Fonte Aretusa [16/06/2011]
E dove guarderò la notte,
seppellita nel mare?
Mi sentirò morire
dovendo immaginare
con chi sei.
Autostrada di notte, verso Siracusa.
Allo svincolo, dopo chilometri di buio, superi quelle stesse indicazioni per il teatro greco dove c’è ancora l’eco di Medea.
Passi poi davanti a quel posto dove un’altra notte di un anno fa, seduta o sprofondata in una sedia di plastica, ti sei trovata altrove e hai tremato e pianto per il freddo o per l’angoscia di qualcuno. È chiuso e buio adesso, o così sembra. Ma non è vero, è sempre qui, è dappertutto.
Lo riconosci di passaggio, non puoi fermarti a guardare perché è troppo profondo e non ci è dato piangere, ragazza.
Così procedi fino a Ortigia e ti fermi davanti alla Luna sbucata da poco fuori dall’ombra della terra, sul mare.
Sembra una grande laguna increspata appena, fianco a fianco al grande amore di una vita fa.
Era tempo, dopo questi anni, di incontrarsi faccia a faccia e ricordarsi quanto parlavate e come giocavate così lontano nel tempo e nello spazio.
Di bere birra e di mangiare la tua fetta di limone e anche la sua, il realistico antidoto aspro alla dolcezza andata dei ricordi e dei racconti.
L’Hotel des Étrangers è un palazzo antico con i comfort di una suite.
Il balconcino di pietra chiara e di ferro battuto guarda sulla piazza con la fonte della tua Aretusa che nessuno deve profanare fra ciuffi di papiri.
Chiacchieri con la stessa chiacchiera con cui chiacchieravate.
Si domina dalla finestra aperta lo specchio di mare chiuso dalla costa di fronte.
O, solo, si guarda dall’alto: e, da lì, quel che sembrava ampio e lontano è così vicino da poterlo toccare.
Ma siete stranieri nella notte.

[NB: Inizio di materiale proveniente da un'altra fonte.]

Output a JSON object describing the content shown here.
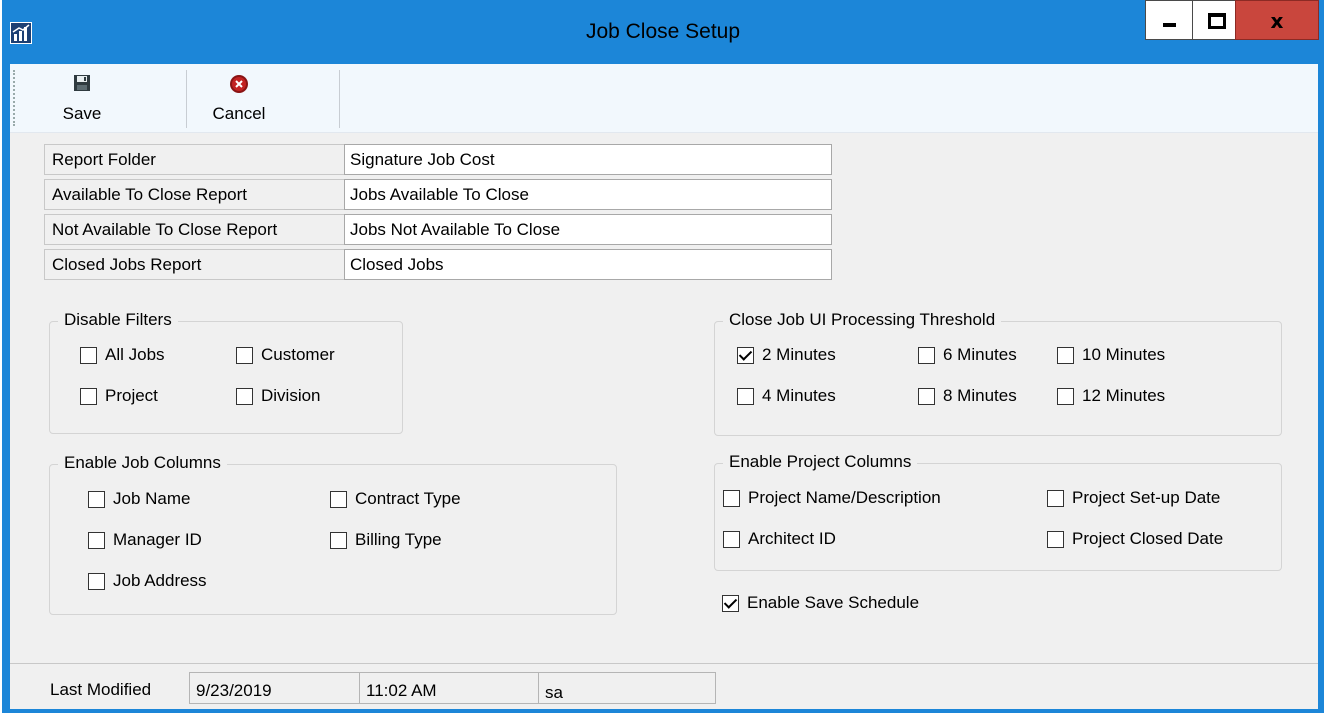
{
  "window": {
    "title": "Job Close Setup",
    "close_glyph": "x"
  },
  "toolbar": {
    "save_label": "Save",
    "cancel_label": "Cancel"
  },
  "fields": [
    {
      "label": "Report Folder",
      "value": "Signature Job Cost"
    },
    {
      "label": "Available To Close Report",
      "value": "Jobs Available To Close"
    },
    {
      "label": "Not Available To Close Report",
      "value": "Jobs Not Available To Close"
    },
    {
      "label": "Closed Jobs Report",
      "value": "Closed Jobs"
    }
  ],
  "disable_filters": {
    "title": "Disable Filters",
    "options": [
      {
        "label": "All Jobs",
        "checked": false
      },
      {
        "label": "Customer",
        "checked": false
      },
      {
        "label": "Project",
        "checked": false
      },
      {
        "label": "Division",
        "checked": false
      }
    ]
  },
  "threshold": {
    "title": "Close Job UI Processing Threshold",
    "options": [
      {
        "label": "2 Minutes",
        "checked": true
      },
      {
        "label": "6 Minutes",
        "checked": false
      },
      {
        "label": "10 Minutes",
        "checked": false
      },
      {
        "label": "4 Minutes",
        "checked": false
      },
      {
        "label": "8 Minutes",
        "checked": false
      },
      {
        "label": "12 Minutes",
        "checked": false
      }
    ]
  },
  "job_columns": {
    "title": "Enable Job Columns",
    "options": [
      {
        "label": "Job Name",
        "checked": false
      },
      {
        "label": "Contract Type",
        "checked": false
      },
      {
        "label": "Manager ID",
        "checked": false
      },
      {
        "label": "Billing Type",
        "checked": false
      },
      {
        "label": "Job Address",
        "checked": false
      }
    ]
  },
  "project_columns": {
    "title": "Enable Project Columns",
    "options": [
      {
        "label": "Project Name/Description",
        "checked": false
      },
      {
        "label": "Project Set-up Date",
        "checked": false
      },
      {
        "label": "Architect ID",
        "checked": false
      },
      {
        "label": "Project Closed Date",
        "checked": false
      }
    ]
  },
  "save_schedule": {
    "label": "Enable Save Schedule",
    "checked": true
  },
  "status": {
    "label": "Last Modified",
    "date": "9/23/2019",
    "time": "11:02 AM",
    "user": "sa"
  },
  "colors": {
    "titlebar": "#1c86d8",
    "close_button": "#c9463d",
    "toolbar_bg": "#f2f8fd",
    "client_bg": "#f0f0f0"
  }
}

E perciò è da fuori che ti senti esclamare: Che meraviglia.
Lo hai accantonato, a quei tempi quando è sparito e ritornavi e ritornavi negli stessi posti e anche per questo ormai puoi ricordare tante cose.
E da tempo quel che gli chiedevi allora non lo cerchi più – non in lui. Così ora vi tenete fra le braccia, come per riscaldarvi per un po’ col fiato.
Ma non la senti, né ti trascina, l’emozione di una volta verso quelle altre dimensioni.
Per questo avrà tremato lui, non tu.
E forse lui pensa a lei ora: perché ognuno è diventato un mondo a parte che si incrocia per ricordo.
Tu stai sempre lì nell’acqua, da tutt’altra parte, sutta ’e maliritti petri.
Lo specchio sono io e niente deve trapelare.
E fa paura intanto illudersi o pensare di conoscere quelle altre cose per osmosi. Quando basterebbe, anziché saperle, viverle.
Sarei felice, altrove. Che cosa ci faccio io qui adesso, che cosa.
Bisogna salutare e andare via per tempo sorridendo al portiere di notte e a questo specchio d’acqua azzurro e rosa all’albeggiare.
È facile andarsene, quando tutto il sentimento è oramai solo l’affetto per un ricordo distante anni.
Dormirai poi a tratti di giorno combattendo ancora per toglierti da dentro quello da cui cerchi di scappare.
Ma dove scappi ragazza in minigonna, dove credi di andare.
Non vai proprio da nessuna parte.
Cerchi di scappare via da quello verso cui non puoi scappare.
Ti cacci via da te fino a sfiancarti, e a che cosa ti porta tutto questo.
Ti riporta sempre indietro, a ricadere lì dove se solo potessi.